16 Yıldır Oğluna Bakıyor: Bir Anne’nin Hikayesi

KAYSERİ’nin İncesu ilçesinde, 2009 yılında beyin tümörü teşhisi konulan Mesut Yılmaz (43), geçirdiği operasyon sonrası yatağa bağımlı hale geldi. Bu süreçte ona 16 yıldır annesi Ümmühani Yılmaz (66) bakıyor. Eşini, 33 yıl önce bir tren kazasında kaybeden Yılmaz, “Doktor, ‘Vücut fonksiyonu ölü, beyincik ölmüş, emir vermiyor’ dedi. Yürüyemiyor. Keşke yürüse de kalksa ama hayat öyle, kader böyleymiş. Akranlarını görünce ben de içleniyorum, bu çocuğum da içleniyor” açıklamasında bulundu.
Örenşehir Mahallesi’nde yaşayan 4 çocuk annesi Ümmühani Yılmaz, oğlu Mesut’un 2009’dan beri yatağa bağımlı olduğunu belirtti. Bu zor süreci anlatırken, “Yıl 1992’de İstanbul’da tren kazasında eşimi kaybettim. Dört çocuğum var. Mesut’la birlikteyim. Bu hastam, 16 senedir yatır. 2009 yılının 27 Mart’ından beri bu durumda. Kanserin belirtileri 2008’de başladı. Doktor, ‘5 yıl ayakta yaşar, ondan sonra kalan ömrünü yatakta geçirir’ demişti. Beyninde tümör vardı. Tümör alındıktan sonra felç geçirdi. Ambulans çağırıp hastaneye gittik. Doktor, kalan ömrünün yatakta geçeceğini söyledi” diye konuştu.
’16 SENEDİR RAHAT YATMIŞ DEĞİLİM’
Oğluyla olan günlük yaşantısını anlatan Ümmühani Yılmaz, “Genelde ben uyanırım. 16 senedir yatağımı edip de rahat yatmış değilim. Kıyafetlerimle yatar, kalkarım. Bazen derin uykuya dalmaktan korkuyorum. Allah’tan korktuğum için, kıyafetlerimle yatar kalkarım. O uyuduğunda ben sessiz bir şekilde ya mutfakta ya da burada otururum. Elimden geleni yaparım. O uyandıktan sonra ‘Anne’ der. Su ister, suyunu veririm. Sonrasında elini yüzünü silerim. Çayımızı hazırlarız, içeriz. Yemek vaktinde onu yediririm. Eline kumandayı veririm, evde internet var. Sağ eliyle kumandayla YouTube’a girer. Bana yazdırır, videoları izler. Bu konularda bazen bana kızar” şeklinde konuştu.

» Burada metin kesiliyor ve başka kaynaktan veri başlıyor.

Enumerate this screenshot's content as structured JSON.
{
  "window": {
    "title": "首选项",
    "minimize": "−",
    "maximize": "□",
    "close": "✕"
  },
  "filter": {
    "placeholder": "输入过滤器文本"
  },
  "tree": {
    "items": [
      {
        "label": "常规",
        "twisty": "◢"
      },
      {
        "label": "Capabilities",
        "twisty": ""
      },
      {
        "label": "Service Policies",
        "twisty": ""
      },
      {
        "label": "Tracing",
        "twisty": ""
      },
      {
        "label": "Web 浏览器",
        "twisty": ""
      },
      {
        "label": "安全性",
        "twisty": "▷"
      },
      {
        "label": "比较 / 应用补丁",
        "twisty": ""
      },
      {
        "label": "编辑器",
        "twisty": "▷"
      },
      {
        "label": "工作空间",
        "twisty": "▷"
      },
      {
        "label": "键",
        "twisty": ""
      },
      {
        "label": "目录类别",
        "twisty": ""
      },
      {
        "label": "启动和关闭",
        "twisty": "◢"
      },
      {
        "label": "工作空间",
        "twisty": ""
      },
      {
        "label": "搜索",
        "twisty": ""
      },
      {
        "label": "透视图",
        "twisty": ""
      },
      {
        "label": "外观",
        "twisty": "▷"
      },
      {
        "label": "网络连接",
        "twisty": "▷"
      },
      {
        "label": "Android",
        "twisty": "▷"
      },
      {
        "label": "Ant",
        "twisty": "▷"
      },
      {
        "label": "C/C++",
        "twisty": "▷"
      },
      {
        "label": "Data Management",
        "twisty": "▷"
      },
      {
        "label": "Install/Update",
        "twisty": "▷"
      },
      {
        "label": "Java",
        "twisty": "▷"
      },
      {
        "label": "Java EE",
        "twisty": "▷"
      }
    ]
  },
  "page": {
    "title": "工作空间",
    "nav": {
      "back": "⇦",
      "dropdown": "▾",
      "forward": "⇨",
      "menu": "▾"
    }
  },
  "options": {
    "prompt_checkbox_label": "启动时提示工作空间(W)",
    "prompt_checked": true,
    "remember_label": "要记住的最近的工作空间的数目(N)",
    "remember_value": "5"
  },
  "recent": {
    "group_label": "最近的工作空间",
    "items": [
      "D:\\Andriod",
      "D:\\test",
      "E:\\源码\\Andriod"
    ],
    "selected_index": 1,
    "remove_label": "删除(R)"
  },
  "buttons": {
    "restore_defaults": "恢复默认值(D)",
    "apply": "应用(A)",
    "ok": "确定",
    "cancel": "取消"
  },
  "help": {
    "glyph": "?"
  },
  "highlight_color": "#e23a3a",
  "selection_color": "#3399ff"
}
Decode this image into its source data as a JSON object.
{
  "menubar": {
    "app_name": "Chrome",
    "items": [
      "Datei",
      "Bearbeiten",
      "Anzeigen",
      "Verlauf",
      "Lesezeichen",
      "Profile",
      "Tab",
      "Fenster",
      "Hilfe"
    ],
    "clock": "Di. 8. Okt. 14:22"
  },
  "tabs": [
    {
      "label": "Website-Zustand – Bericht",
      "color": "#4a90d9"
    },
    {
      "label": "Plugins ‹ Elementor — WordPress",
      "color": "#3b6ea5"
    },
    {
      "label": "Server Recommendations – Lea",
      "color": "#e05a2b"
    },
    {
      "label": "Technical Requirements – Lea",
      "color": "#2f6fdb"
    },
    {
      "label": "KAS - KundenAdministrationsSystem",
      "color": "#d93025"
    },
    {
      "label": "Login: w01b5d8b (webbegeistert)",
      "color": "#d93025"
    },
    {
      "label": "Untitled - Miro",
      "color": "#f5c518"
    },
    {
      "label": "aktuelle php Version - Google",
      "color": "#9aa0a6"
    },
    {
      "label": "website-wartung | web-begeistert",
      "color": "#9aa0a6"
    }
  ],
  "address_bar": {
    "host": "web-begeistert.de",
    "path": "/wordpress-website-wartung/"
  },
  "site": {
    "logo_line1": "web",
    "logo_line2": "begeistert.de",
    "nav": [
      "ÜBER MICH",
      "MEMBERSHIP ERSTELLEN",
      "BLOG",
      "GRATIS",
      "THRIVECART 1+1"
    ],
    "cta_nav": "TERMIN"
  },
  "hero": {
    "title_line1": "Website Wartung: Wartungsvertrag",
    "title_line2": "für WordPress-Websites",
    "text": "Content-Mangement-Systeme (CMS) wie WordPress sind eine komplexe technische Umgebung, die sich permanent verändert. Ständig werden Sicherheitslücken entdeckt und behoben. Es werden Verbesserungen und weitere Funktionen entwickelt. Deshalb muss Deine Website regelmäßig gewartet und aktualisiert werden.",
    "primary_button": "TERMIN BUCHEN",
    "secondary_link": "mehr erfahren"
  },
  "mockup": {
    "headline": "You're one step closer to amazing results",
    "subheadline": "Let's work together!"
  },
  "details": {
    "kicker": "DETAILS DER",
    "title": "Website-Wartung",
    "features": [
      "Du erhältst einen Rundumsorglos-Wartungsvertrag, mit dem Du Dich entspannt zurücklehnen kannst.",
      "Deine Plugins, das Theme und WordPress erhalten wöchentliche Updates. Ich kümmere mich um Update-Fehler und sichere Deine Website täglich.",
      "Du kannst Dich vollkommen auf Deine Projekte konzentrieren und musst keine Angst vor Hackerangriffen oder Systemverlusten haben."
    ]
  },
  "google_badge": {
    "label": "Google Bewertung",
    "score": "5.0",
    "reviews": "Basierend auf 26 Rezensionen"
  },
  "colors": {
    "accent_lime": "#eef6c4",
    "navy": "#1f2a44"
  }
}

‘AKRANLARINI GÖRÜNCE BEN DE ÇOCUĞUM DA İÇLENİYOR’
Oğlu Mesut’un hastalığını ilk zamanlarda bilmediklerini vurgulayan Yılmaz, “Kafasındaki tümörü bilmiyorduk. Doktorlara götürdük, muayene ettirdik. Kafasındaki baskıdan dolayı çok sinirleniyordu. Akşam olunca evdeki demir eşyaları saklayarak yatağa yatıyordum. O günlerden bu günlere geldik. Bu yaşamı kimseye nasip etmemek lazım. Ama Allah’tan gelen bir emirle yürüyemiyor. Doktor, ‘Vücut fonksiyonu ölü, beyincik ölmüş, emir vermiyor’ dedi. Keşke yürüyebilseydi. Her annenin, herkesin Anneler Günü kutlu olsun. Annelik çok kutsal bir görev ama bazen de çok zor. Akranlarını görünce ben de içleniyorum, bu çocuğum da içleniyor. Hayat böyle” dedi.